Here are the last few paragraphs of my thesis in Chinese medicine for my MSOM degree at National University of Natural Medicine. As you can probably tell, I did not go as far with any of my research topics as I would have liked. I saw it mainly as a way to learn what resources existed, and sketch a general outline of where I would like to go with my investigations. I’m hoping in the coming years I will find time to expand on the thoughts I began during my thesis completion process.
Part 1 / Part 2 / Part 3 / Part 4
First, the system must demonstrate a basic level of effectiveness.
This could include evidence in the contemporary Western sense of controlled laboratory or clinical research, but could also include a mature history of effectiveness, such as Chinese medicine has in its extensive written record. Obviously, it could also include currently undeveloped research methodologies such as I discussed in Whole Systems Research. It will almost certainly also include so far undiscovered methods of obtaining knowledge.

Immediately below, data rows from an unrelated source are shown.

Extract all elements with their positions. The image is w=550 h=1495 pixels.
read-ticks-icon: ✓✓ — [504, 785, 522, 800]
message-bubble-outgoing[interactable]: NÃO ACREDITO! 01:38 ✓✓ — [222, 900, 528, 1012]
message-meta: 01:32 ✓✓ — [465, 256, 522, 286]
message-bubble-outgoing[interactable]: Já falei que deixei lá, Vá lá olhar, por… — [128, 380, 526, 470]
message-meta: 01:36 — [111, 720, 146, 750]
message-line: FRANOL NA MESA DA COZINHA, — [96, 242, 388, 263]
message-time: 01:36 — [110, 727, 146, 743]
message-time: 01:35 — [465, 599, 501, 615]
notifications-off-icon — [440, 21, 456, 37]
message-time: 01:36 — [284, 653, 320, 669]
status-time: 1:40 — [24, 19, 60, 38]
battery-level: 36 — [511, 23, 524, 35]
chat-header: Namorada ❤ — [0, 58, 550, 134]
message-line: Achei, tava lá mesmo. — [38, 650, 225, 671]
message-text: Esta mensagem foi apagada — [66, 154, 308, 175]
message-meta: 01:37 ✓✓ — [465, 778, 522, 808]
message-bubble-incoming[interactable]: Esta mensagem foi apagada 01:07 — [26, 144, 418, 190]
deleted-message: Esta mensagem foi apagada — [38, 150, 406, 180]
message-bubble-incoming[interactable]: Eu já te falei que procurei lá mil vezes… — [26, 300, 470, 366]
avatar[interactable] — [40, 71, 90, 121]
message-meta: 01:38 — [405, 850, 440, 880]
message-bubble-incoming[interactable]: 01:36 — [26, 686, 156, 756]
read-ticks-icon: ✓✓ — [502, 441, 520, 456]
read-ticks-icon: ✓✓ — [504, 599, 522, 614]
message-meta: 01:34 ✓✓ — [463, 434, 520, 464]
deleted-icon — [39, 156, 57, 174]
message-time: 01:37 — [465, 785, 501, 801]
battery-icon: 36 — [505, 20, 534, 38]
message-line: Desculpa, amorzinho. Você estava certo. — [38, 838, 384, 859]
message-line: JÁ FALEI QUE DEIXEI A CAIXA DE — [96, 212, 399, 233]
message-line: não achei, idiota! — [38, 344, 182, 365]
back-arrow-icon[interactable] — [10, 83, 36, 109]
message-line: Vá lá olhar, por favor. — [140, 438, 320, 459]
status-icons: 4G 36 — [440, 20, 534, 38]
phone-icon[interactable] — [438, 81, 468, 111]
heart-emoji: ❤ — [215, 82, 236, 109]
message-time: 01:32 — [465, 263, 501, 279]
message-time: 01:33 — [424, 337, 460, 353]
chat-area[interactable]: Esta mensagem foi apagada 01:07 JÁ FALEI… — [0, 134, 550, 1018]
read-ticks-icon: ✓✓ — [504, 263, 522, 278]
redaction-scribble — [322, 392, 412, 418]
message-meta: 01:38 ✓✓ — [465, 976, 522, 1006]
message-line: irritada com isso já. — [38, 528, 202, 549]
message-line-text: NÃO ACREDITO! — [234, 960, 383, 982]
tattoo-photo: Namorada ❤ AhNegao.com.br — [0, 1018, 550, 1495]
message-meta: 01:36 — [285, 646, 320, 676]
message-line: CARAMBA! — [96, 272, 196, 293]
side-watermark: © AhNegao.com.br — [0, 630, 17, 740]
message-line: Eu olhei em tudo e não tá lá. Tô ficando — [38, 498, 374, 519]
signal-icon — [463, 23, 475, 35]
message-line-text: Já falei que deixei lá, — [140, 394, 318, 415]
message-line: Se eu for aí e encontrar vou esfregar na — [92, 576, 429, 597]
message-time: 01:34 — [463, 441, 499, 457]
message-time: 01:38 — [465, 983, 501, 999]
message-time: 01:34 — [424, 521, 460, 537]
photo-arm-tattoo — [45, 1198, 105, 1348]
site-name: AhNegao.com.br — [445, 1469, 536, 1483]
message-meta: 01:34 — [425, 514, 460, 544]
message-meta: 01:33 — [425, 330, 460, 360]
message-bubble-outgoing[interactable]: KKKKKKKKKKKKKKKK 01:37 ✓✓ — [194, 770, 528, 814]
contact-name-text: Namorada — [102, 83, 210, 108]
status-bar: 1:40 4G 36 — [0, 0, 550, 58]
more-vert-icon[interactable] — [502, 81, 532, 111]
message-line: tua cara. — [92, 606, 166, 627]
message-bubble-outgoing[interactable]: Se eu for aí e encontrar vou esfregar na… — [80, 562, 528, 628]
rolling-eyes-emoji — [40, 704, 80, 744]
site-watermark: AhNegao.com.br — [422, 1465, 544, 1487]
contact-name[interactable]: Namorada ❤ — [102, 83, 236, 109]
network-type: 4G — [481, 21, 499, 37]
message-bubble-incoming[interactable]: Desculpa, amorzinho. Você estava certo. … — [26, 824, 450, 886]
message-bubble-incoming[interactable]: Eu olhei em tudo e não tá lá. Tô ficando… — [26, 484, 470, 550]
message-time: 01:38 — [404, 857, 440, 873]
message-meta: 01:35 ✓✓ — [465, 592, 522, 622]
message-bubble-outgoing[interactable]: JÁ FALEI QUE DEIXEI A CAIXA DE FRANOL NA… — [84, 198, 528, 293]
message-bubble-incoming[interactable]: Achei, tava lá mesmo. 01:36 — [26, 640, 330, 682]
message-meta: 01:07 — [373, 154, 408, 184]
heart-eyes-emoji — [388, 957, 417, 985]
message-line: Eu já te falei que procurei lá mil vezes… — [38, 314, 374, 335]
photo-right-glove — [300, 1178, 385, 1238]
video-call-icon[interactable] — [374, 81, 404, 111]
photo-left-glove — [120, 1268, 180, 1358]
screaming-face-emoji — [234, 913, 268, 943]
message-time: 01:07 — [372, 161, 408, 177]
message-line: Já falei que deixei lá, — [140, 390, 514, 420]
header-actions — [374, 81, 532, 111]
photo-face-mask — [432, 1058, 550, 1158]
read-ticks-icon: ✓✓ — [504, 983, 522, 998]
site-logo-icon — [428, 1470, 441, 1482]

Second, it must demonstrate its inclusion of a mature system of practitioner education and basic regulation of ongoing practitioner behavior.
This simply means that an included system of medicine should show that it is making active attempts to behave ethically and to ensure that its practitioners obtain the highest level of education that is possible. External governmental controls could also be developed that both respect the integrity of the community of practitioners while providing the public with a sense of safety.
Third, a system of medicine should be open to discussion and evaluation by other systems.
These interactions should be governed by an understanding that such interaction is for the benefit of all involved, not intended to discredit or eliminate one system in favor of another. Practitioners of each system should seek to become steeped in the foundational material of the other system before they seek to criticize it, as this will make for a more productive and scholarly interaction. My thoughts on this point resonate with the early philosophical work of Alasdair MacIntyre as developed in his book, After Virtue, published in 1981.
Finally, a system of medicine should not be integrated into the larger health care system until it demonstrates its safety for general use.
As I’ve already mentioned, one of the biggest concerns about alternative medicine is whether it is safe. This is to be understood, since the primary guiding principle of all medical practice is to “first, do no harm.” Whether by laboratory testing, historical record or some other acceptable method, the system should indicate that its diagnostics and therapies meet a minimum standard of safety. Further, as stated before, the profession should be internally or externally regulated in an adequate way to ensure that practitioners are making safety a primary focus of daily practice.
Of course, there is a viable system of medicine that meets all of these criteria – East Asian medicine.
East Asian medicine not only meets the criteria above, but is also an ideal vehicle for avoiding the kind of objectification of patients that I am arguing against. In Chinese medicine, one always considers the more physical, measurable characteristics of a person as well as the less measurable, subtler features of his mental and social situation. In fact, such a separation of features of the person’s experience is simply not done. Every single identified sign or symptom is taken into the diagnostic framework and interpreted. This includes the more precise information as might be included on a laboratory report. But it also, and more commonly, includes the patient’s vague and self-defined complaints (“fuzzy headed,” “stuck,” and so on).
Further, it relies on the complex and embodied senses of the practitioner to accurately observe and interpret the symbolic information inherent in face color and quality, pulse rate and quality, nail bed color and quality and so on. While this may seem a hopeless mess of factors that cannot possibly result in effective diagnosis, much less treatment, such is not the case. Diagnosis does happen, and so does healing. Chinese medicine, through its use of symbol, of metaphor, and its integration of the various subtle meanings and meetings within a human life both in diagnosis and in treatment – has a unique and time tested way to bring the interpretive meeting back into medicine.
In sum, I believe that medicine is not the kind of activity that can, or should, be governed by single-minded adherence to the analytical sciences as they are currently practiced in most places in developed nations. Such devotion to technological medicine encourages a compartmentalized way of viewing the body and the human being’s place in the universe while also producing a distance between doctor and patient that is not conducive to healing. We need not abandon the analytical tradition or the fine tools brought to us by contemporary Western medical practice. But nor should we attempt to eradicate all systems of medicine that fail to meet our ideological standards concerning evidence.
Condemning disciplines based on ideological notions of “pseudoscience” cannot be helpful for patients. A more inclusive approach respects the integrity of safe, integral and mature disciplines while acknowledging the need for the public to feel reasonably assured concerning their safety and effectiveness.